Subtype classifiers can alternatively be called using inner functions.

bentink.subtypes <- get.bentink.subtypes(GSE14764.expression.matrix, GSE14764.entrez.ids)

Subtype Scores

The Konecny, Helland, Verhaak, and Consensus classifiers produce real-valued subtype scores. We can use these in various ways - for example, here, we compute correlations between correspinding subtype scores.

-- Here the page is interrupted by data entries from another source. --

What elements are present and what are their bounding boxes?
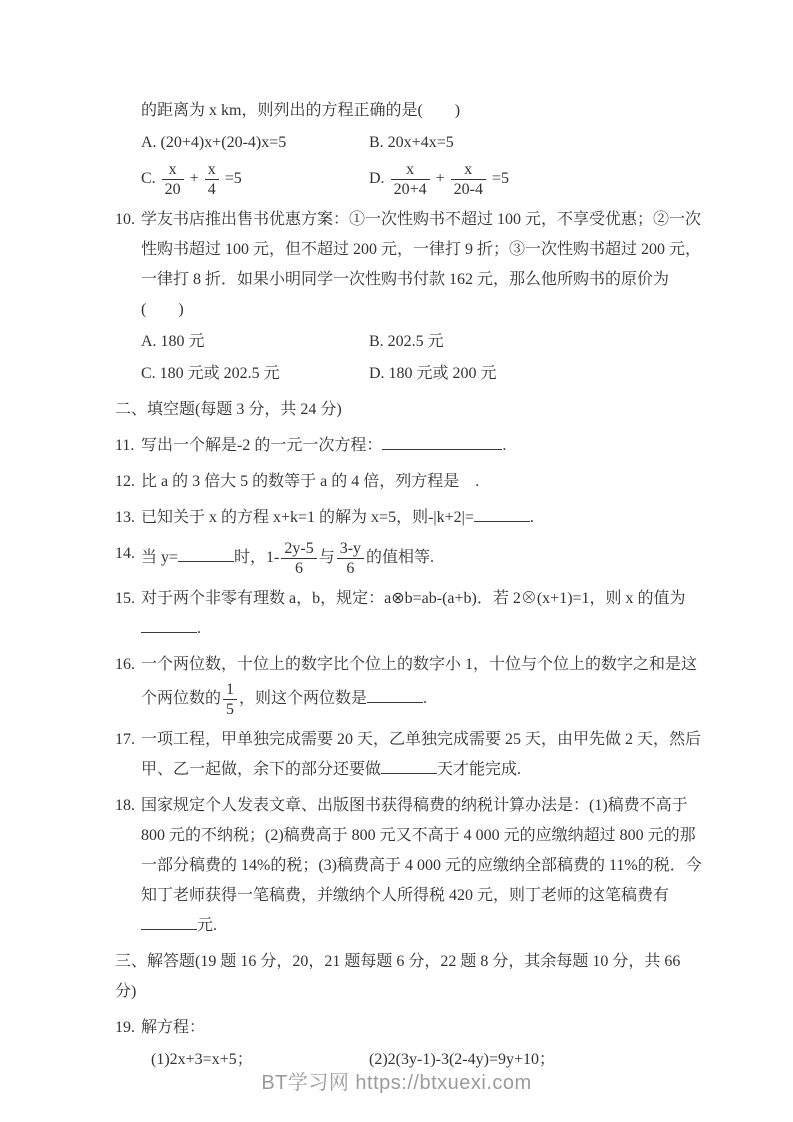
stem-text: 与 <box>319 549 335 566</box>
stem-text: 元. <box>197 917 217 934</box>
question-10-options: A. 180 元 B. 202.5 元 C. 180 元或 202.5 元 D.… <box>141 327 703 389</box>
fraction: x 4 <box>205 160 219 199</box>
operator: + <box>190 170 199 187</box>
question-number: 12. <box>115 467 135 497</box>
question-stem: 一项工程，甲单独完成需要 20 天，乙单独完成需要 25 天，由甲先做 2 天，… <box>141 725 703 785</box>
question-number: 15. <box>115 584 135 614</box>
question-13: 13. 已知关于 x 的方程 x+k=1 的解为 x=5，则-|k+2|=. <box>115 503 703 533</box>
option-d: D. 180 元或 200 元 <box>369 359 703 389</box>
fraction-numerator: 2y-5 <box>281 539 316 559</box>
stem-text: . <box>197 620 201 637</box>
question-stem: 的距离为 x km，则列出的方程正确的是( ) <box>141 96 703 126</box>
question-number: 14. <box>115 539 135 569</box>
question-18: 18. 国家规定个人发表文章、出版图书获得稿费的纳税计算办法是：(1)稿费不高于… <box>115 791 703 941</box>
answer-blank <box>382 434 502 450</box>
fraction-denominator: 20-4 <box>451 180 486 199</box>
answer-blank <box>367 687 423 703</box>
option-label: C. <box>141 170 156 187</box>
question-stem: 解方程： <box>141 1013 703 1043</box>
stem-text: . <box>423 690 427 707</box>
answer-blank <box>381 758 437 774</box>
question-stem: 当 y=时，1-2y-56与3-y6的值相等. <box>141 539 703 578</box>
question-stem: 写出一个解是-2 的一元一次方程：. <box>141 431 703 461</box>
stem-text: 国家规定个人发表文章、出版图书获得稿费的纳税计算办法是：(1)稿费不高于 800… <box>141 797 702 904</box>
stem-text: 写出一个解是-2 的一元一次方程： <box>141 437 382 454</box>
question-stem: 对于两个非零有理数 a，b，规定：a⊗b=ab-(a+b)．若 2⊗(x+1)=… <box>141 584 703 644</box>
question-stem: 国家规定个人发表文章、出版图书获得稿费的纳税计算办法是：(1)稿费不高于 800… <box>141 791 703 941</box>
question-number: 13. <box>115 503 135 533</box>
fraction: x 20+4 <box>391 160 430 199</box>
question-number: 16. <box>115 650 135 680</box>
option-a: A. (20+4)x+(20-4)x=5 <box>141 128 369 158</box>
stem-text: . <box>502 437 506 454</box>
fraction-numerator: 1 <box>223 680 237 700</box>
question-number: 17. <box>115 725 135 755</box>
question-stem: 一个两位数，十位上的数字比个位上的数字小 1，十位与个位上的数字之和是这个两位数… <box>141 650 703 719</box>
question-stem: 已知关于 x 的方程 x+k=1 的解为 x=5，则-|k+2|=. <box>141 503 703 533</box>
stem-text: 时，1- <box>234 549 279 566</box>
question-15: 15. 对于两个非零有理数 a，b，规定：a⊗b=ab-(a+b)．若 2⊗(x… <box>115 584 703 644</box>
question-11: 11. 写出一个解是-2 的一元一次方程：. <box>115 431 703 461</box>
fraction: 3-y6 <box>337 539 364 578</box>
fraction: x 20-4 <box>451 160 486 199</box>
fraction-numerator: x <box>451 160 486 180</box>
fraction-numerator: x <box>391 160 430 180</box>
fraction-denominator: 20+4 <box>391 180 430 199</box>
stem-text: ，则这个两位数是 <box>239 690 367 707</box>
exam-page: 的距离为 x km，则列出的方程正确的是( ) A. (20+4)x+(20-4… <box>0 0 793 1122</box>
answer-blank <box>141 617 197 633</box>
section-2-header: 二、填空题(每题 3 分，共 24 分) <box>115 395 703 425</box>
stem-text: 天才能完成. <box>437 761 521 778</box>
stem-text: 对于两个非零有理数 a，b，规定：a⊗b=ab-(a+b)．若 2⊗(x+1)=… <box>141 590 686 607</box>
fraction: x 20 <box>162 160 184 199</box>
answer-blank <box>178 546 234 562</box>
operator: + <box>436 170 445 187</box>
question-17: 17. 一项工程，甲单独完成需要 20 天，乙单独完成需要 25 天，由甲先做 … <box>115 725 703 785</box>
fraction-numerator: 3-y <box>337 539 364 559</box>
question-9-continuation: 的距离为 x km，则列出的方程正确的是( ) A. (20+4)x+(20-4… <box>115 96 703 199</box>
question-number: 18. <box>115 791 135 821</box>
question-10: 10. 学友书店推出售书优惠方案：①一次性购书不超过 100 元，不享受优惠；②… <box>115 205 703 389</box>
stem-text: 当 y= <box>141 549 178 566</box>
question-stem: 比 a 的 3 倍大 5 的数等于 a 的 4 倍，列方程是 . <box>141 467 703 497</box>
answer-blank <box>474 506 530 522</box>
answer-blank <box>141 914 197 930</box>
section-3-header: 三、解答题(19 题 16 分，20，21 题每题 6 分，22 题 8 分，其… <box>115 947 703 1007</box>
equation-rhs: =5 <box>492 170 509 187</box>
exam-content: 的距离为 x km，则列出的方程正确的是( ) A. (20+4)x+(20-4… <box>115 96 703 1081</box>
fraction: 15 <box>223 680 237 719</box>
fraction-numerator: x <box>205 160 219 180</box>
question-number: 11. <box>115 431 134 461</box>
question-number: 10. <box>115 205 135 235</box>
question-16: 16. 一个两位数，十位上的数字比个位上的数字小 1，十位与个位上的数字之和是这… <box>115 650 703 719</box>
fraction-denominator: 20 <box>162 180 184 199</box>
equation-rhs: =5 <box>225 170 242 187</box>
fraction-denominator: 6 <box>337 559 364 578</box>
fraction-numerator: x <box>162 160 184 180</box>
fraction-denominator: 5 <box>223 700 237 719</box>
option-d: D. x 20+4 + x 20-4 =5 <box>369 160 703 199</box>
question-9-options: A. (20+4)x+(20-4)x=5 B. 20x+4x=5 C. x 20… <box>141 128 703 199</box>
option-a: A. 180 元 <box>141 327 369 357</box>
question-12: 12. 比 a 的 3 倍大 5 的数等于 a 的 4 倍，列方程是 . <box>115 467 703 497</box>
question-14: 14. 当 y=时，1-2y-56与3-y6的值相等. <box>115 539 703 578</box>
stem-text: 的值相等. <box>366 549 434 566</box>
option-b: B. 20x+4x=5 <box>369 128 703 158</box>
option-b: B. 202.5 元 <box>369 327 703 357</box>
question-number: 19. <box>115 1013 135 1043</box>
site-watermark: BT学习网 https://btxuexi.com <box>0 1066 793 1095</box>
stem-text: . <box>530 509 534 526</box>
option-label: D. <box>369 170 385 187</box>
fraction: 2y-56 <box>281 539 316 578</box>
stem-text: 已知关于 x 的方程 x+k=1 的解为 x=5，则-|k+2|= <box>141 509 474 526</box>
fraction-denominator: 6 <box>281 559 316 578</box>
option-c: C. 180 元或 202.5 元 <box>141 359 369 389</box>
option-c: C. x 20 + x 4 =5 <box>141 160 369 199</box>
question-stem: 学友书店推出售书优惠方案：①一次性购书不超过 100 元，不享受优惠；②一次性购… <box>141 205 703 325</box>
fraction-denominator: 4 <box>205 180 219 199</box>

We can compare the subtype scores between the Verhaak and Helland classifiers:

vest <- verhaak.subtypes$gsva.out
vest <- vest[,c("IMR", "DIF", "PRO", "MES")]
hest <- helland.subtypes$subtype.scores
hest <- hest[, c("C2", "C4", "C5", "C1")]
dat <- data.frame(
    as.vector(vest), 
    rep(colnames(vest), each=nrow(vest)),
    as.vector(hest), 
    rep(colnames(hest), each=nrow(hest)))
colnames(dat) <- c("Verhaak", "vsc", "Helland", "hsc")
## plot
library(ggplot2)

## 
## Attaching package: 'ggplot2'

## The following object is masked from 'package:consensusOV':
## 
##     margin

ggplot(dat, aes(Verhaak, Helland)) + geom_point() + facet_wrap(vsc~hsc, nrow = 2, ncol = 2)

Corresponding correlation values are 0.81, 0.85, 0.45, and 0.89.

Likewise, we can compare the subtype scores between the Konecny and Helland classifier:

kost <- konecny.subtypes$spearman.cc.vals
hest <- helland.subtypes$subtype.scores
hest <- hest[, c("C2", "C4", "C5", "C1")]
dat <- data.frame(
    as.vector(kost), 
    rep(colnames(kost), each=nrow(kost)),
    as.vector(hest), 
    rep(colnames(hest), each=nrow(hest)))
colnames(dat) <- c("Konecny", "ksc", "Helland", "hsc")
## plot
ggplot(dat, aes(Konecny, Helland)) + geom_point() + facet_wrap(ksc~hsc, nrow = 2, ncol = 2)

Corresponding correlation values are 0.95, 0.84, 0.7, and 0.95.